Mon Oct 5 05:47:56 UTC 2009

(If you missed the start of this thread, look here:
http://allmydata.org/pipermail/tahoe-dev/2009-August/002724.html and
http://allmydata.org/pipermail/tahoe-dev/2009-September/002804.html)

After a chat with Tyler Close, a few more ideas came to mind. He pointed
out that a stubborn problem with web applications these days is that the
HTTP browser caches are not doing as much good as developers expect.
Despite frequently-used things like "jquery.js" being cacheable, a
substantial portion of clients are showing up to the server
empty-handed, and must re-download the library on pretty much every
visit. One theory is that the browser caches are too small, and pretty
much everything is marked as being cacheable, so it's just simple
cache-thrashing. There's no way for the server to say "I'll be telling
you to load jquery.js a lot, so prioritize it above everything else, and
keep it in cache as long as you can".

And, despite hundreds of sites all using the exact same copy of
jquery.js, there's no way to share those cached copies, increasing the
cache pressure even more. Google is encouraging all web developers to
pull jquery.js from a google.com server, to reduce the pressure, but of
course that puts you at their mercy from a security point of view: they
(plus everyone else that can meddle with your bits on the wire) can
inject arbitrary code into that copy of jquery.js, and compromise
millions of secure pages.

So the first idea is that the earlier "#hash=XYZ" URL annotation could
be considered as a performance-improving feature. Basically the
browser's cache would have an additional index using the "XYZ" secure
hash (and *not* the hostname or full URL) as the key. Any fetch that
occurs with this same XYZ annotation could be served from the local
cache, without touching the network. As long as the previously-described
rules were followed (downloads of a #hash=XYZ URL are validated against
the hash, and rejected on mismatch), then the cache could only be
populated with validated files, and this would be a safe way to share
common files between sites.

The second idea involves some of the capability-security work,
specifically Mark Miller's "Caja" group which has developed a secure
subset of JavaScript. Part of the capability world's efforts are to talk
about different properties that a given object has, as determined by
mechanical auditing of the code that implements that object. One of
these properties is called "DeepFrozen", which basically means that the
object has no mutable state and has no access to mutable state. If Alice
and Bob (who are both bits of code, in this example) share access to a
DeepFrozen object, there's no way for one of them to affect the other
through that object: they might as well have two identical independent
copies of the same object.
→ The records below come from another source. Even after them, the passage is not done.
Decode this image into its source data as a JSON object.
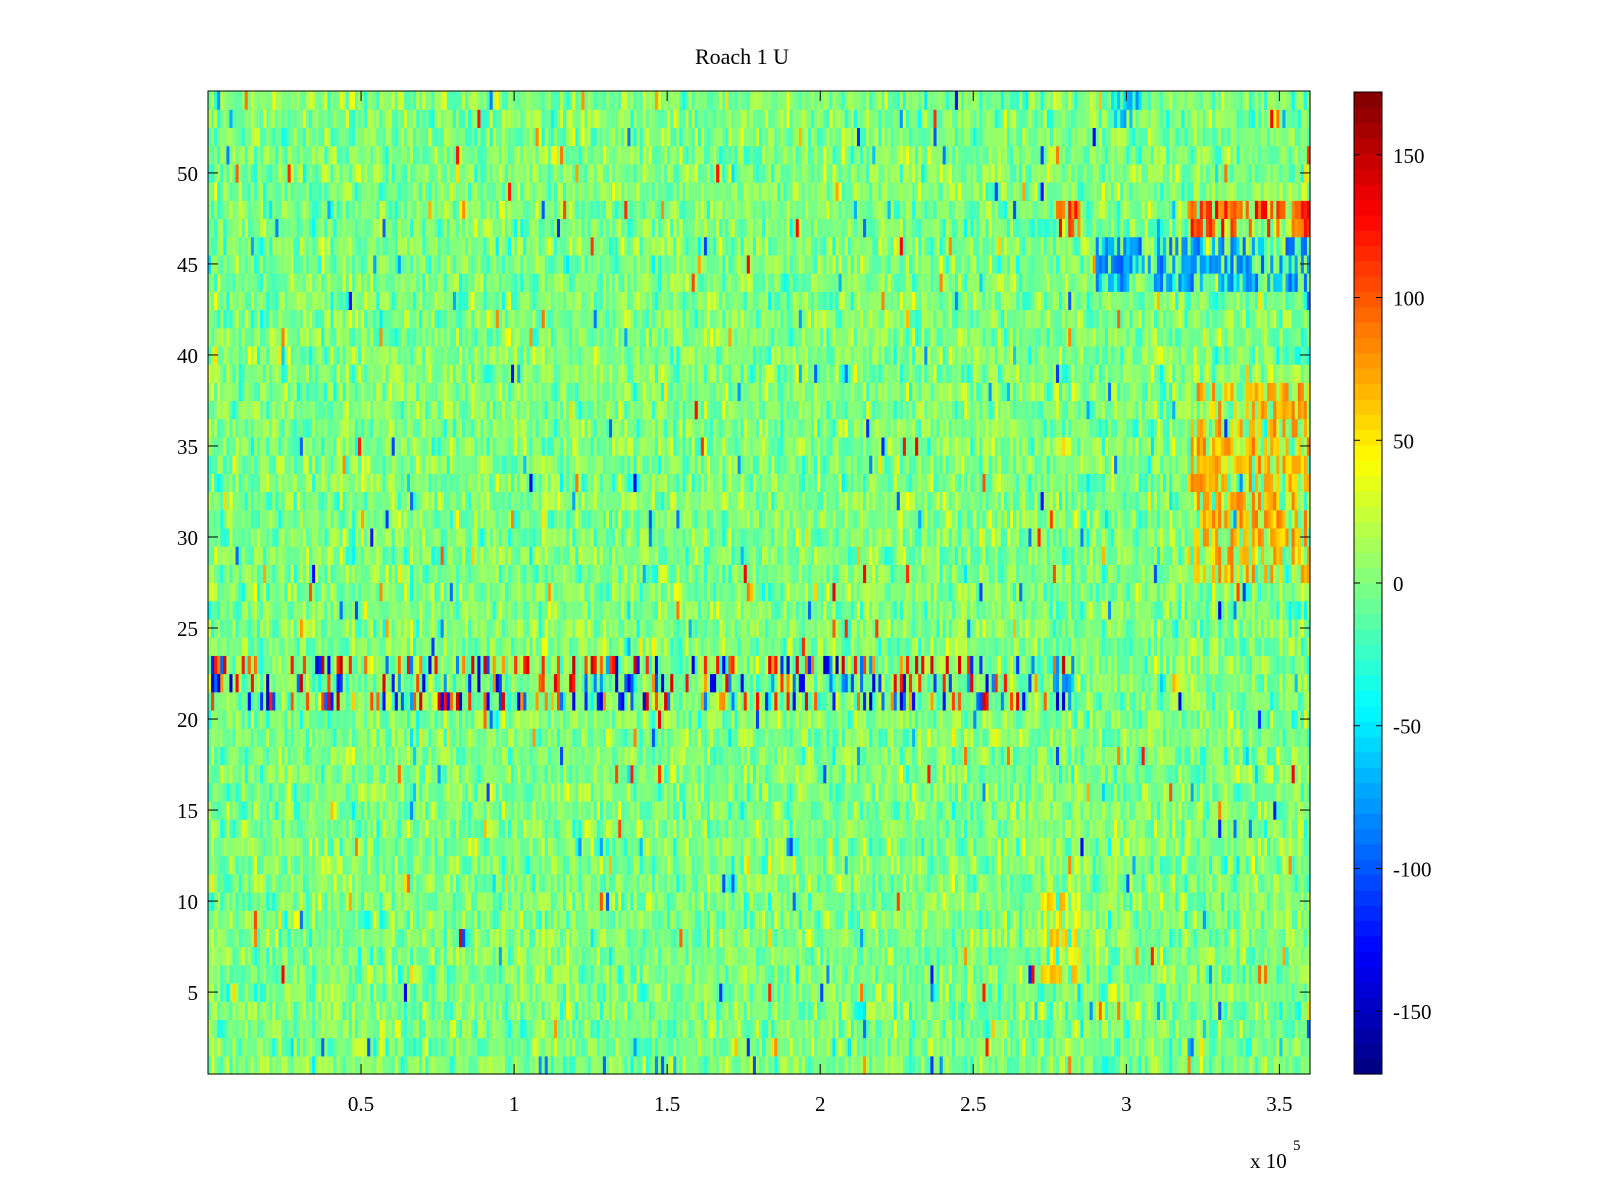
{
  "chart_data": {
    "type": "heatmap",
    "title": "Roach 1 U",
    "xlabel": "",
    "ylabel": "",
    "x_range": [
      0,
      360000
    ],
    "y_range": [
      0.5,
      54.5
    ],
    "x_ticks": [
      50000,
      100000,
      150000,
      200000,
      250000,
      300000,
      350000
    ],
    "x_tick_labels": [
      "0.5",
      "1",
      "1.5",
      "2",
      "2.5",
      "3",
      "3.5"
    ],
    "x_exponent_label": {
      "base": "x 10",
      "power": "5"
    },
    "y_ticks": [
      5,
      10,
      15,
      20,
      25,
      30,
      35,
      40,
      45,
      50
    ],
    "y_tick_labels": [
      "5",
      "10",
      "15",
      "20",
      "25",
      "30",
      "35",
      "40",
      "45",
      "50"
    ],
    "rows": 54,
    "columns_approx": 360,
    "colormap": "jet",
    "colorbar": {
      "range": [
        -172,
        172
      ],
      "ticks": [
        -150,
        -100,
        -50,
        0,
        50,
        100,
        150
      ],
      "tick_labels": [
        "-150",
        "-100",
        "-50",
        "0",
        "50",
        "100",
        "150"
      ]
    },
    "grid": false,
    "value_description": "mostly near 0 (green) with sparse positive and negative spikes",
    "highlighted_features": [
      {
        "rows": [
          21,
          23
        ],
        "x_range": [
          0,
          280000
        ],
        "character": "strong positive and negative stripes",
        "peak_values": [
          -150,
          150
        ]
      },
      {
        "rows": [
          47,
          48
        ],
        "x_range": [
          275000,
          285000
        ],
        "character": "positive",
        "peak_value": 140
      },
      {
        "rows": [
          47,
          48
        ],
        "x_range": [
          320000,
          360000
        ],
        "character": "positive",
        "peak_value": 140
      },
      {
        "rows": [
          44,
          46
        ],
        "x_range": [
          290000,
          360000
        ],
        "character": "negative",
        "peak_value": -100
      },
      {
        "rows": [
          21,
          23
        ],
        "x_range": [
          275000,
          283000
        ],
        "character": "negative",
        "peak_value": -90
      },
      {
        "rows": [
          28,
          38
        ],
        "x_range": [
          320000,
          360000
        ],
        "character": "positive",
        "peak_value": 90
      },
      {
        "rows": [
          6,
          10
        ],
        "x_range": [
          272000,
          285000
        ],
        "character": "positive",
        "peak_value": 70
      },
      {
        "rows": [
          53,
          54
        ],
        "x_range": [
          295000,
          305000
        ],
        "character": "negative",
        "peak_value": -90
      }
    ]
  }
}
The common "memoization" technique depends
upon the function being optimized to be DeepFrozen, to make sure that it
will always produce the same output for any given input.
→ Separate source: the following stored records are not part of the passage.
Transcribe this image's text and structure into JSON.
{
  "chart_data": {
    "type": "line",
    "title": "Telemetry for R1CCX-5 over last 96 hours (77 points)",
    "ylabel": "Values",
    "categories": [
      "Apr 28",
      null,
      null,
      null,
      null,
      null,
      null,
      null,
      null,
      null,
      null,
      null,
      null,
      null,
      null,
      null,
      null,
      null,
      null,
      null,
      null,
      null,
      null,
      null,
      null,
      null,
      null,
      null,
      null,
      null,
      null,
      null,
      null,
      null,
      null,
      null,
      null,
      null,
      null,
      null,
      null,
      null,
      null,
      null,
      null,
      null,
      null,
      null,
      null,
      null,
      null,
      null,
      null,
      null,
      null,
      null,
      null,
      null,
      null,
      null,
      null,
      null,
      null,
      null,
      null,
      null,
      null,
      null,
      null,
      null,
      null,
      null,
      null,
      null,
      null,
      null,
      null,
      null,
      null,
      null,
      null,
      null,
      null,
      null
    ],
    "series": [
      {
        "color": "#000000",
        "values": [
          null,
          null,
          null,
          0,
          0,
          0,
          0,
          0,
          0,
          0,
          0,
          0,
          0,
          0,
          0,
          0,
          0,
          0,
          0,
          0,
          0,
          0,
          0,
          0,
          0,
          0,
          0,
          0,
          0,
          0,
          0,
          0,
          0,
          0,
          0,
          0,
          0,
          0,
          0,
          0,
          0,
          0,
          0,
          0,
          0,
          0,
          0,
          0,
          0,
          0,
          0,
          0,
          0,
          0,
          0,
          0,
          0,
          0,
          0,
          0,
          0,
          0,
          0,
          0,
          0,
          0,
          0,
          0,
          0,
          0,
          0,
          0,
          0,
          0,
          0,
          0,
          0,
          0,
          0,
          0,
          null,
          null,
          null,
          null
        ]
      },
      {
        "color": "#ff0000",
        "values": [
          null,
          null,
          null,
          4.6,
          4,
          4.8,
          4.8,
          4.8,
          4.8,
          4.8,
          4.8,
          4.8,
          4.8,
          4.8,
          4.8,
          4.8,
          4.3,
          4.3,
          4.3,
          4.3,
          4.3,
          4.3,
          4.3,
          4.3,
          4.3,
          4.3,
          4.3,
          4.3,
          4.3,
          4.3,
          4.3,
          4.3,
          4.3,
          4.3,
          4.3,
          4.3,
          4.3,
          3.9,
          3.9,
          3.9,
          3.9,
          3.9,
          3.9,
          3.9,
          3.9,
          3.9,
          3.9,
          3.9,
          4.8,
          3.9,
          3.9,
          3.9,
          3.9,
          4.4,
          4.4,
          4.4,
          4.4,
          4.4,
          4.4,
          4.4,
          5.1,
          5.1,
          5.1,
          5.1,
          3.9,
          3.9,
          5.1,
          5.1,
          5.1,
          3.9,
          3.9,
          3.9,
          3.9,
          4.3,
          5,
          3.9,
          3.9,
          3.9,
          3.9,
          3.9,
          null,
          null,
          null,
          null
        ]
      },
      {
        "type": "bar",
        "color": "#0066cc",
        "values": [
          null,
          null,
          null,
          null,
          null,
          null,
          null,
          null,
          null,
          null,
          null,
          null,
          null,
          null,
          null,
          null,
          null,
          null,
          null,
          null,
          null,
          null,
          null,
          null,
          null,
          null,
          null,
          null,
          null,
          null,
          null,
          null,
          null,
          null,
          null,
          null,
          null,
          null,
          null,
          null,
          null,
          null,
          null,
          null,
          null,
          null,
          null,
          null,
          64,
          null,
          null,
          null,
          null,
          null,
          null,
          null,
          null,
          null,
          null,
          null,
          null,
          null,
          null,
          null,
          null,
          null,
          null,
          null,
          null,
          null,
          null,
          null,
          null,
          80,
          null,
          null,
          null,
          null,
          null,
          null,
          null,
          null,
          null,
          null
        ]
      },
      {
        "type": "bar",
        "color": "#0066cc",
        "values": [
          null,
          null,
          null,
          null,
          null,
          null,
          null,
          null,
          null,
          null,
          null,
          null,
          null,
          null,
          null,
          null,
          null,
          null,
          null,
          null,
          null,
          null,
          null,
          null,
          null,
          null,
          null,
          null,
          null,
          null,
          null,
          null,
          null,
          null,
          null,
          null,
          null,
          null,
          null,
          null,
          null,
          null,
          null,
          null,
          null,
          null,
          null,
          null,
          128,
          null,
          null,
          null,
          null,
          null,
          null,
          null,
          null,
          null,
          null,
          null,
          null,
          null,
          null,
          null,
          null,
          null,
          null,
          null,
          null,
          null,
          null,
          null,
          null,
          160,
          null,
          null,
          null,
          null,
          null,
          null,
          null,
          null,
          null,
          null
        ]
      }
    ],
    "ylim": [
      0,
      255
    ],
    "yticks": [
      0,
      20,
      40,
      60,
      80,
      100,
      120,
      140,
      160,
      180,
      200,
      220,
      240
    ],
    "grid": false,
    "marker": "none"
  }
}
(note that this doesn't mean that the object can't create, say, a
mutable array and manipulate it while the function runs.. it just means
that it can't retain that array from one invocation to the next)

So the second idea is that, if your #hash=XYZ-validated jquery.js
library can be proven to be DeepFrozen (say, by passing it through the
Caja verifier with a flag that says "only accept DeepFrozen classes" or
something), then not only can you cache the javascript source code, but
you can also cache the parse tree, saving you the time and memory needed
to re-parse and evaluate the same source code on every single page load.
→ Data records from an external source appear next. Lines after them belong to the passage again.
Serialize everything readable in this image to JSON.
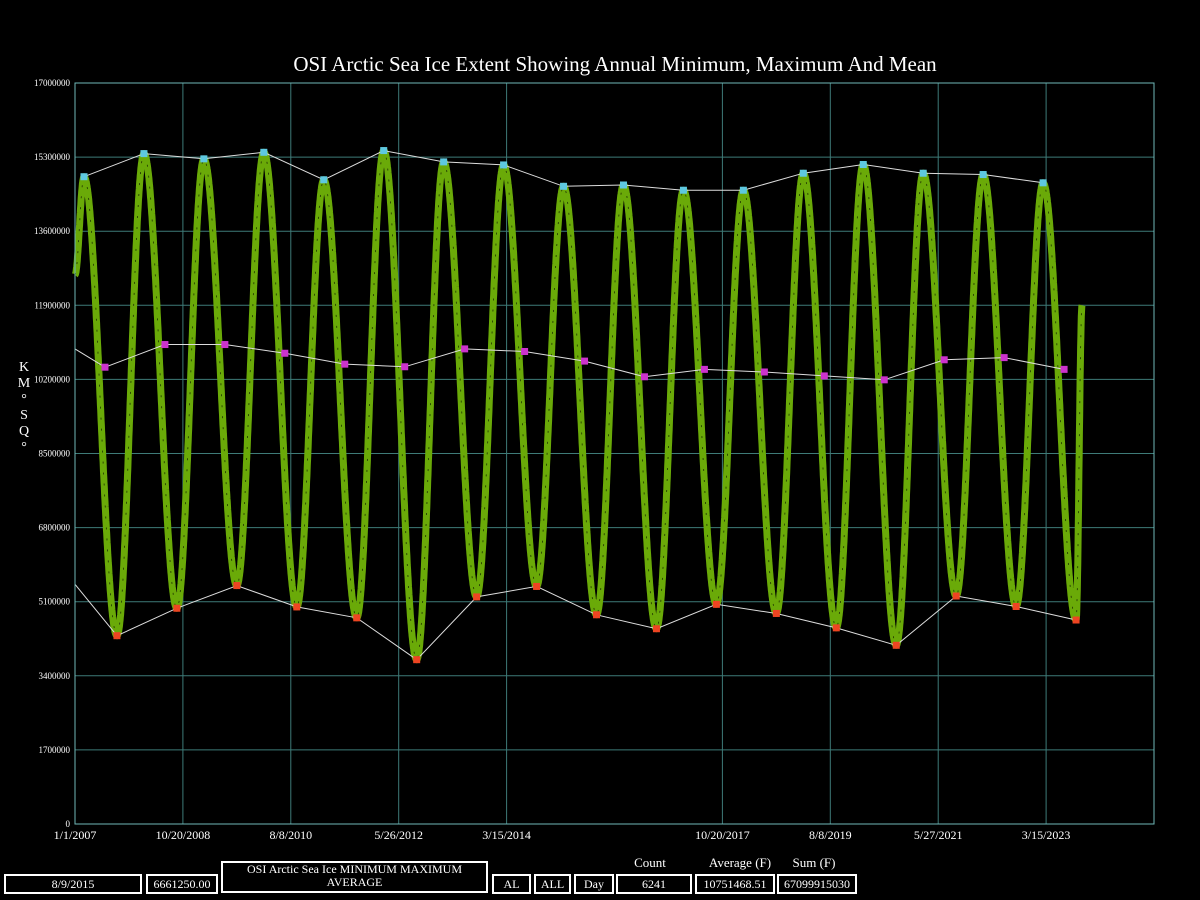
{
  "title": "OSI Arctic Sea Ice Extent Showing Annual Minimum, Maximum And Mean",
  "y_axis_label": "KM°SQ°",
  "colors": {
    "background": "#000000",
    "daily": "#6aaa08",
    "max_marker": "#5ec8e0",
    "mean_marker": "#cc33cc",
    "min_marker": "#ee4422",
    "envelope": "#dddddd",
    "grid": "#3e7b78",
    "frame": "#6fb8b8"
  },
  "chart_data": {
    "type": "line",
    "title": "OSI Arctic Sea Ice Extent Showing Annual Minimum, Maximum And Mean",
    "ylabel": "KM°SQ°",
    "ylim": [
      0,
      17000000
    ],
    "y_ticks": [
      "0",
      "1700000",
      "3400000",
      "5100000",
      "6800000",
      "8500000",
      "10200000",
      "11900000",
      "13600000",
      "15300000",
      "17000000"
    ],
    "x_ticks": [
      {
        "label": "1/1/2007",
        "year": 2007.0
      },
      {
        "label": "10/20/2008",
        "year": 2008.8
      },
      {
        "label": "8/8/2010",
        "year": 2010.6
      },
      {
        "label": "5/26/2012",
        "year": 2012.4
      },
      {
        "label": "3/15/2014",
        "year": 2014.2
      },
      {
        "label": "10/20/2017",
        "year": 2017.8
      },
      {
        "label": "8/8/2019",
        "year": 2019.6
      },
      {
        "label": "5/27/2021",
        "year": 2021.4
      },
      {
        "label": "3/15/2023",
        "year": 2023.2
      }
    ],
    "xlim": [
      2007.0,
      2025.0
    ],
    "grid": true,
    "series": [
      {
        "name": "Daily extent",
        "start_value": 12600000,
        "end": {
          "year": 2023.8,
          "value": 11900000
        }
      },
      {
        "name": "Annual maximum",
        "points": [
          {
            "year": 2007.15,
            "value": 14850000
          },
          {
            "year": 2008.15,
            "value": 15380000
          },
          {
            "year": 2009.15,
            "value": 15260000
          },
          {
            "year": 2010.15,
            "value": 15410000
          },
          {
            "year": 2011.15,
            "value": 14780000
          },
          {
            "year": 2012.15,
            "value": 15450000
          },
          {
            "year": 2013.15,
            "value": 15190000
          },
          {
            "year": 2014.15,
            "value": 15120000
          },
          {
            "year": 2015.15,
            "value": 14630000
          },
          {
            "year": 2016.15,
            "value": 14660000
          },
          {
            "year": 2017.15,
            "value": 14540000
          },
          {
            "year": 2018.15,
            "value": 14540000
          },
          {
            "year": 2019.15,
            "value": 14930000
          },
          {
            "year": 2020.15,
            "value": 15130000
          },
          {
            "year": 2021.15,
            "value": 14930000
          },
          {
            "year": 2022.15,
            "value": 14900000
          },
          {
            "year": 2023.15,
            "value": 14710000
          }
        ]
      },
      {
        "name": "Annual mean",
        "points": [
          {
            "year": 2007.5,
            "value": 10480000
          },
          {
            "year": 2008.5,
            "value": 11000000
          },
          {
            "year": 2009.5,
            "value": 11000000
          },
          {
            "year": 2010.5,
            "value": 10800000
          },
          {
            "year": 2011.5,
            "value": 10550000
          },
          {
            "year": 2012.5,
            "value": 10490000
          },
          {
            "year": 2013.5,
            "value": 10900000
          },
          {
            "year": 2014.5,
            "value": 10840000
          },
          {
            "year": 2015.5,
            "value": 10620000
          },
          {
            "year": 2016.5,
            "value": 10260000
          },
          {
            "year": 2017.5,
            "value": 10430000
          },
          {
            "year": 2018.5,
            "value": 10370000
          },
          {
            "year": 2019.5,
            "value": 10280000
          },
          {
            "year": 2020.5,
            "value": 10190000
          },
          {
            "year": 2021.5,
            "value": 10650000
          },
          {
            "year": 2022.5,
            "value": 10700000
          },
          {
            "year": 2023.5,
            "value": 10430000
          }
        ]
      },
      {
        "name": "Annual minimum",
        "start_value": 5500000,
        "points": [
          {
            "year": 2007.7,
            "value": 4320000
          },
          {
            "year": 2008.7,
            "value": 4950000
          },
          {
            "year": 2009.7,
            "value": 5470000
          },
          {
            "year": 2010.7,
            "value": 4980000
          },
          {
            "year": 2011.7,
            "value": 4730000
          },
          {
            "year": 2012.7,
            "value": 3770000
          },
          {
            "year": 2013.7,
            "value": 5210000
          },
          {
            "year": 2014.7,
            "value": 5450000
          },
          {
            "year": 2015.7,
            "value": 4800000
          },
          {
            "year": 2016.7,
            "value": 4480000
          },
          {
            "year": 2017.7,
            "value": 5040000
          },
          {
            "year": 2018.7,
            "value": 4830000
          },
          {
            "year": 2019.7,
            "value": 4500000
          },
          {
            "year": 2020.7,
            "value": 4100000
          },
          {
            "year": 2021.7,
            "value": 5230000
          },
          {
            "year": 2022.7,
            "value": 4990000
          },
          {
            "year": 2023.7,
            "value": 4680000
          }
        ]
      }
    ]
  },
  "footer": {
    "date": "8/9/2015",
    "value": "6661250.00",
    "description": "OSI Arctic Sea Ice MINIMUM MAXIMUM AVERAGE",
    "region": "AL",
    "range": "ALL",
    "period": "Day",
    "count_label": "Count",
    "count": "6241",
    "average_label": "Average (F)",
    "average": "10751468.51",
    "sum_label": "Sum (F)",
    "sum": "67099915030"
  }
}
(incidentally, it is quite likely that jquery.js would pass a DeepFrozen
auditor, or could be made to do so fairly easily: anything that's
written in a functional style will avoid using much mutable state)

This requires both the DeepFrozen property (which makes it safe to share
the parsed data structure) and the #hash=XYZ validation (which insures
that the data structure was really generated from the right JS source
code).

I know that one of the Caja goals is to eventually get the verifier
functionality into the browser, since that's where it can do the most
good. If that happened, then the performance improvements to be had by
writing verifiable code and using strong URL references could be used as
a carrot to draw developers into using these new techniques.

thoughts?

cheers,
 -Brian